Ask HN: Next round of financing - rjett

I own a brick and mortar business I started w 2 friends over a year ago. One partner and I put up equal amts of money to capitalize the business. I run operations and did all the legwork involved to start the business. The partner who put up money w me had limited involvement at the outset and has less involvement at present, since he has a career elsewhere. Partner 3 runs operations w me and was compensated w a small amt of equity.<p>We broke even in yr 1 and are on track to make a profit this year. We've done a great job of branding, PR, and customer service which huge in a brick and mortar business.<p>Recently, an investment group approached us. Investment is an attractive option bc it would allow us to corner the market in our city and expand outside of it at a faster rate. Growing "organically" w/o the help of investment is less attractive bc it is a linear process and the time horizon for expanding is further, running the risk of competition crowding us out of an already crowded market.<p>The group has proposed that they would buy the non-operating partner out of his shares and then capitalize us from there. This partner understands the attractiveness of investment and he also understands the potential stability and opportunity it would give me and my operating partner, but he's also expressed that he didn't invest in us to make a nominal sum of money a year later (even if it is 2-3x what he put in). Question 1, what is an equitable way to handle this situation?<p>Also, I have a realistic number of what our company is worth today, but I fear that if our non-operating partner were given his "fair share" for the company from that number and then we were flooded with the investment that the group is talking about, my other partner and I would be diluted to &#60;5% collectively (barring any additional guarantees). If that were to happen, I would be fearful of losing control of the company. What sort of guarantees should we ask for? Red flags to look for?
======
gregcohn
The right way to have handled this would have been to have founder vesting
with your co-founder, so that if he checked out (as he seems to have) leaving
you to do all the work, you would have stopped the clock on his getting
additional stock.

In the absence of that, however, he should still be amenable to a negotiated
price, perhaps leaving some upside in play for him. Similarly, your investor
should be interested in setting up a favorable dynamic whereby you have enough
stock to be incentivized to continue to help the company succeed.
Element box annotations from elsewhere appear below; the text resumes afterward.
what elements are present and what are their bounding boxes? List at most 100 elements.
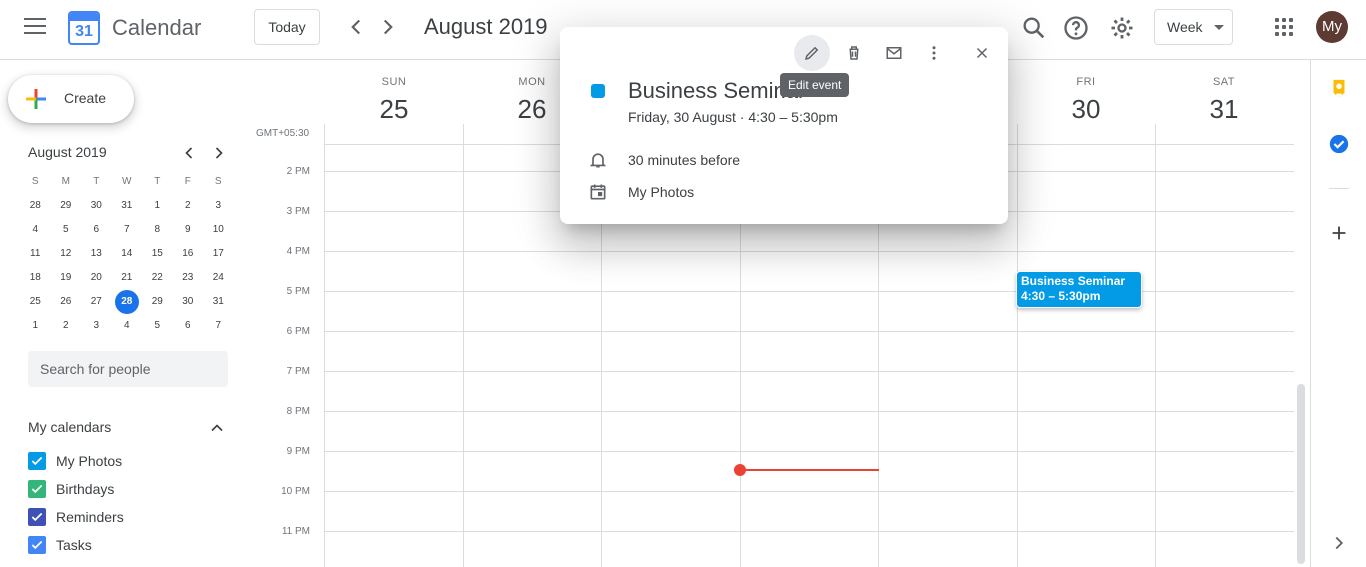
- mini-day[interactable]: 3: [81, 314, 112, 338]
- mini-day[interactable]: 4: [20, 218, 51, 242]
- day-column-divider: [1016, 124, 1018, 567]
- event-chip-title: Business Seminar: [1021, 274, 1126, 288]
- today-button[interactable]: Today: [254, 9, 320, 45]
- mini-day[interactable]: 4: [112, 314, 143, 338]
- calendar-item[interactable]: Tasks: [28, 535, 92, 555]
- my-calendars-heading[interactable]: My calendars: [28, 419, 111, 435]
- grid-scrollbar[interactable]: [1297, 384, 1305, 564]
- mini-day[interactable]: 3: [203, 194, 234, 218]
- mini-day[interactable]: 6: [81, 218, 112, 242]
- keep-icon[interactable]: [1328, 78, 1350, 100]
- mini-day[interactable]: 18: [20, 266, 51, 290]
- mini-day[interactable]: 1: [20, 314, 51, 338]
- mini-day[interactable]: 29: [51, 194, 82, 218]
- email-guests-mail-icon[interactable]: [876, 35, 912, 71]
- mini-day[interactable]: 23: [173, 266, 204, 290]
- day-number[interactable]: 31: [1155, 94, 1293, 124]
- more-options-icon[interactable]: [916, 35, 952, 71]
- event-chip-business-seminar[interactable]: Business Seminar 4:30 – 5:30pm: [1016, 271, 1142, 308]
- expand-panel-chevron-icon[interactable]: [1328, 532, 1350, 554]
- calendar-item[interactable]: My Photos: [28, 451, 122, 471]
- side-panel: [1310, 60, 1366, 567]
- mini-day[interactable]: 1: [142, 194, 173, 218]
- mini-day[interactable]: 9: [173, 218, 204, 242]
- checkbox-checked-icon[interactable]: [28, 480, 46, 498]
- mini-day[interactable]: 14: [112, 242, 143, 266]
- help-icon[interactable]: [1062, 14, 1090, 42]
- close-icon[interactable]: [964, 35, 1000, 71]
- mini-day[interactable]: 6: [173, 314, 204, 338]
- mini-day[interactable]: 24: [203, 266, 234, 290]
- next-week-icon[interactable]: [375, 14, 401, 40]
- mini-day[interactable]: 8: [142, 218, 173, 242]
- mini-day[interactable]: 12: [51, 242, 82, 266]
- mini-day[interactable]: 31: [112, 194, 143, 218]
- edit-event-pencil-icon[interactable]: [794, 35, 830, 71]
- mini-day[interactable]: 16: [173, 242, 204, 266]
- tasks-icon[interactable]: [1328, 133, 1350, 155]
- view-switcher-dropdown[interactable]: Week: [1154, 9, 1233, 45]
- previous-week-icon[interactable]: [343, 14, 369, 40]
- mini-day[interactable]: 19: [51, 266, 82, 290]
- mini-day[interactable]: 5: [142, 314, 173, 338]
- chevron-up-icon[interactable]: [207, 418, 227, 438]
- mini-day[interactable]: 17: [203, 242, 234, 266]
- mini-weekday: M: [61, 176, 70, 187]
- account-avatar[interactable]: My: [1316, 11, 1348, 43]
- mini-day-today[interactable]: 28: [112, 290, 143, 314]
- mini-day[interactable]: 7: [203, 314, 234, 338]
- mini-week-row: 28 29 30 31 1 2 3: [20, 194, 234, 218]
- mini-next-month-icon[interactable]: [209, 143, 229, 163]
- create-event-button[interactable]: Create: [8, 75, 134, 123]
- google-apps-icon[interactable]: [1275, 18, 1293, 36]
- hour-gridline: [324, 491, 1294, 492]
- calendar-item-label: My Photos: [56, 453, 123, 469]
- add-addon-plus-icon[interactable]: [1328, 222, 1350, 244]
- settings-gear-icon[interactable]: [1108, 14, 1136, 42]
- mini-day[interactable]: 2: [51, 314, 82, 338]
- mini-day[interactable]: 27: [81, 290, 112, 314]
- mini-day[interactable]: 30: [81, 194, 112, 218]
- mini-day[interactable]: 30: [173, 290, 204, 314]
- mini-prev-month-icon[interactable]: [179, 143, 199, 163]
- mini-day[interactable]: 13: [81, 242, 112, 266]
- hour-label: 2 PM: [286, 166, 310, 177]
- create-label: Create: [64, 90, 107, 106]
- day-header-sun[interactable]: SUN 25: [325, 76, 463, 124]
- mini-day-number: 28: [114, 290, 139, 314]
- mini-day[interactable]: 2: [173, 194, 204, 218]
- mini-day[interactable]: 22: [142, 266, 173, 290]
- checkbox-checked-icon[interactable]: [28, 508, 46, 526]
- main-menu-icon[interactable]: [24, 18, 46, 38]
- mini-day[interactable]: 15: [142, 242, 173, 266]
- day-header-fri[interactable]: FRI 30: [1017, 76, 1155, 124]
- search-icon[interactable]: [1020, 14, 1048, 42]
- app-title[interactable]: Calendar: [112, 14, 201, 42]
- mini-day[interactable]: 31: [203, 290, 234, 314]
- hour-gridline: [324, 291, 1294, 292]
- mini-day[interactable]: 20: [81, 266, 112, 290]
- current-period-title: August 2019: [424, 14, 548, 39]
- day-header-sat[interactable]: SAT 31: [1155, 76, 1293, 124]
- edit-event-tooltip: Edit event: [780, 73, 850, 97]
- checkbox-checked-icon[interactable]: [28, 536, 46, 554]
- mini-day[interactable]: 28: [20, 194, 51, 218]
- search-people-input[interactable]: [28, 351, 228, 387]
- calendar-item[interactable]: Birthdays: [28, 479, 114, 499]
- checkbox-checked-icon[interactable]: [28, 452, 46, 470]
- day-name: SAT: [1212, 76, 1236, 88]
- mini-day[interactable]: 10: [203, 218, 234, 242]
- mini-day[interactable]: 25: [20, 290, 51, 314]
- day-number[interactable]: 25: [325, 94, 463, 124]
- day-column-divider: [1155, 124, 1156, 567]
- calendar-logo-icon[interactable]: 31: [68, 11, 100, 45]
- mini-day[interactable]: 21: [112, 266, 143, 290]
- mini-day[interactable]: 11: [20, 242, 51, 266]
- calendar-item[interactable]: Reminders: [28, 507, 124, 527]
- mini-day[interactable]: 26: [51, 290, 82, 314]
- mini-day[interactable]: 7: [112, 218, 143, 242]
- mini-day[interactable]: 29: [142, 290, 173, 314]
- day-number[interactable]: 30: [1017, 94, 1155, 124]
- mini-day[interactable]: 5: [51, 218, 82, 242]
- delete-event-trash-icon[interactable]: [836, 35, 872, 71]
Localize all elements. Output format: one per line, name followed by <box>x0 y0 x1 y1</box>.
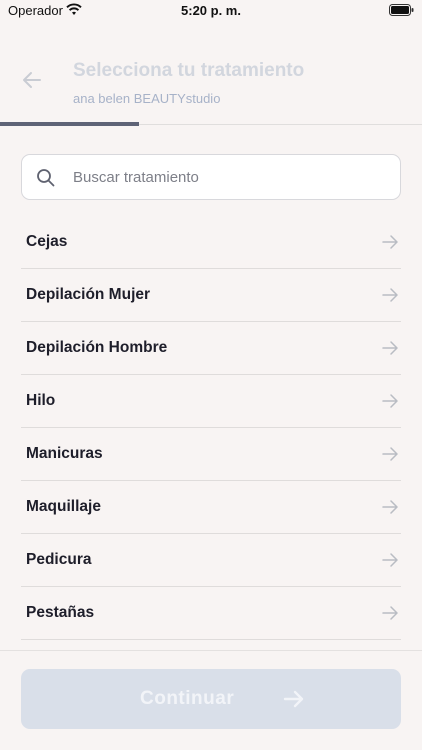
arrow-right-icon <box>381 339 399 357</box>
treatment-item[interactable]: Pedicura <box>21 534 401 587</box>
continue-button[interactable]: Continuar <box>21 669 401 729</box>
battery-icon <box>389 4 414 19</box>
back-arrow-icon[interactable] <box>20 68 44 92</box>
arrow-right-icon <box>381 233 399 251</box>
business-name: ana belen BEAUTYstudio <box>73 91 221 106</box>
treatment-label: Hilo <box>26 392 56 409</box>
arrow-right-icon <box>381 498 399 516</box>
treatment-item[interactable]: Hilo <box>21 375 401 428</box>
treatment-item[interactable]: Cejas <box>21 216 401 269</box>
progress-bar <box>0 122 140 126</box>
treatment-label: Depilación Mujer <box>26 286 151 303</box>
status-bar: Operador 5:20 p. m. <box>0 0 422 24</box>
treatment-list: Cejas Depilación Mujer Depilación Hombre Hi… <box>21 216 401 640</box>
treatment-item[interactable]: Depilación Mujer <box>21 269 401 322</box>
search-box[interactable] <box>21 154 401 200</box>
treatment-label: Cejas <box>26 233 68 250</box>
arrow-right-icon <box>381 604 399 622</box>
page-title: Selecciona tu tratamiento <box>73 60 305 81</box>
arrow-right-icon <box>381 286 399 304</box>
arrow-right-icon <box>381 551 399 569</box>
search-input[interactable] <box>73 155 393 199</box>
continue-label: Continuar <box>140 688 235 709</box>
arrow-right-icon <box>381 392 399 410</box>
treatment-label: Manicuras <box>26 445 103 462</box>
treatment-item[interactable]: Maquillaje <box>21 481 401 534</box>
treatment-label: Maquillaje <box>26 498 101 515</box>
treatment-label: Pestañas <box>26 604 95 621</box>
search-icon <box>36 168 56 188</box>
treatment-item[interactable]: Pestañas <box>21 587 401 640</box>
arrow-right-icon <box>283 688 305 710</box>
footer: Continuar <box>0 650 422 750</box>
treatment-item[interactable]: Manicuras <box>21 428 401 481</box>
treatment-label: Pedicura <box>26 551 92 568</box>
status-time: 5:20 p. m. <box>181 3 241 18</box>
treatment-label: Depilación Hombre <box>26 339 168 356</box>
arrow-right-icon <box>381 445 399 463</box>
header: Selecciona tu tratamiento ana belen BEAU… <box>0 52 422 124</box>
treatment-item[interactable]: Depilación Hombre <box>21 322 401 375</box>
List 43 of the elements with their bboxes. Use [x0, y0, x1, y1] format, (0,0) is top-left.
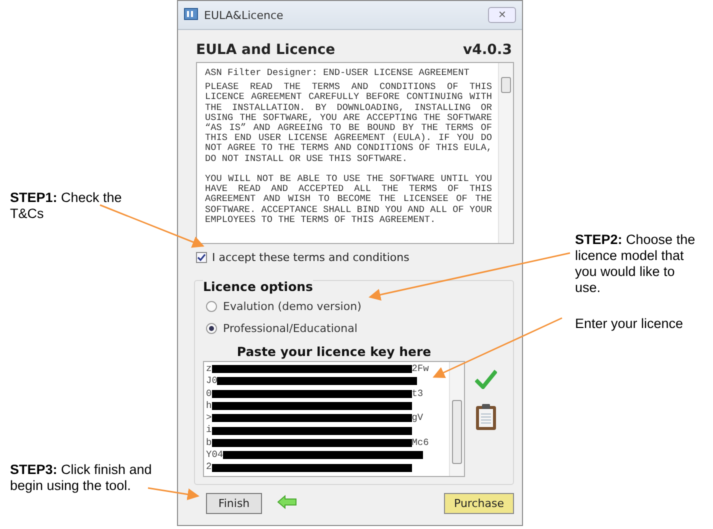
step-note: STEP1: Check the T&Cs — [10, 190, 123, 222]
leader-line — [148, 487, 200, 500]
key-text: gV — [412, 412, 424, 424]
key-prompt: Paste your licence key here — [236, 344, 432, 359]
left-arrow-icon — [277, 495, 297, 509]
dialog-title: EULA and Licence — [196, 42, 336, 58]
key-text: h — [206, 400, 212, 412]
purchase-button[interactable]: Purchase — [444, 493, 514, 514]
eula-paragraph: YOU WILL NOT BE ABLE TO USE THE SOFTWARE UNTIL YOU HAVE READ AND ACCEPTED ALL THE TERMS OF THIS AGREEMENT AND WISH TO BECOME THE LICENSEE OF THE SOFTWARE. ACCEPTANCE SHALL BIND YOU AND ALL OF YOUR EMPLOYEES TO THE TERMS OF THIS AGREEMENT. — [205, 174, 492, 226]
app-icon — [184, 8, 198, 20]
clipboard-icon[interactable] — [475, 403, 497, 431]
key-text: 2Fw — [412, 363, 429, 376]
version-label: v4.0.3 — [463, 42, 512, 58]
licence-agreement-text-box[interactable] — [196, 62, 514, 244]
close-button[interactable]: ✕ — [488, 7, 516, 23]
key-text: 2 — [206, 461, 212, 474]
accept-label: I accept these terms and conditions — [212, 251, 410, 264]
radio-button[interactable] — [206, 323, 217, 334]
accept-checkbox[interactable] — [196, 252, 207, 263]
key-text: > — [206, 412, 212, 424]
eula-paragraph: PLEASE READ THE TERMS AND CONDITIONS OF THIS LICENCE AGREEMENT CAREFULLY BEFORE CONTINUING WITH THE INSTALLATION. BY DOWNLOADING, INSTALLING OR USING THE SOFTWARE, YOU ARE ACCEPTING THE SOFTWARE “AS IS” AND AGREEING TO BE BOUND BY THE TERMS OF THIS END USER LICENSE AGREEMENT (EULA). IF YOU DO NOT AGREE TO THE TERMS AND CONDITIONS OF THIS EULA, DO NOT INSTALL OR USE THIS SOFTWARE. — [205, 82, 492, 164]
window-title: EULA&Licence — [204, 8, 284, 22]
step-note: STEP3: Click finish and begin using the tool. — [10, 462, 153, 494]
group-title: Licence options — [203, 279, 313, 294]
licence-key-field[interactable]: z 2Fw J0 0 t3 h > gV i b Mc6 Y04 2 — [203, 361, 465, 477]
radio-button[interactable] — [206, 301, 217, 312]
key-text: Y04 — [206, 449, 224, 462]
key-text: b — [206, 436, 212, 450]
check-icon — [197, 253, 206, 262]
key-text: t3 — [412, 388, 424, 400]
scrollbar[interactable] — [498, 63, 513, 243]
key-text: Mc6 — [412, 436, 429, 450]
scrollbar[interactable] — [449, 362, 464, 476]
eula-heading: ASN Filter Designer: END-USER LICENSE AGREEMENT — [205, 68, 470, 78]
radio-label: Evalution (demo version) — [223, 300, 362, 313]
key-text: i — [206, 424, 212, 437]
key-text: J0 — [206, 375, 218, 388]
radio-label: Professional/Educational — [223, 322, 358, 335]
step-note: STEP2: Choose the licence model that you would like to use. — [575, 232, 696, 296]
key-text: z — [206, 363, 212, 376]
finish-button[interactable]: Finish — [206, 493, 262, 514]
key-text: 0 — [206, 388, 212, 400]
step-note: Enter your licence — [575, 316, 684, 332]
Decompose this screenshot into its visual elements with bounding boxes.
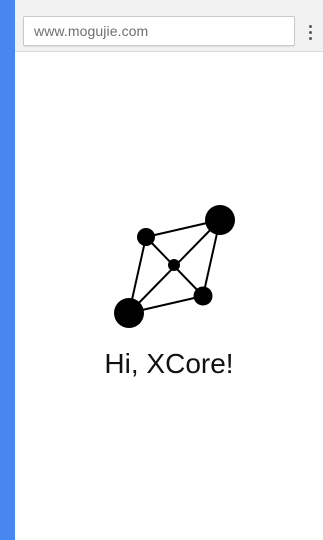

A typical way to do this if the co-founder is unwilling to sell all or part of
his stake outright is for the new investor to dilute everyone, and then "re-
up" the key players (ie you). You will need voting control of the company you
can effect this.

------
sharemywin
You should look into franchising. You can leverage the capital of the
franchisee and his management talent. Part of your expansion risk is finding
the right people. You location has done well because you and your partner are
there to work it. As for the investment why not split the buy out with your
partner. ie. You each take half the buyout and keep half the shares. Then
focus on franchising for expansion.

------
shail
If you were approached by one investment group, then there must be more who
are interested. If you have more options the you can negotiate a better deal.
I don't think letting the person, who believed in you initially, (even though
with just money) should be just paid off & be forgotten.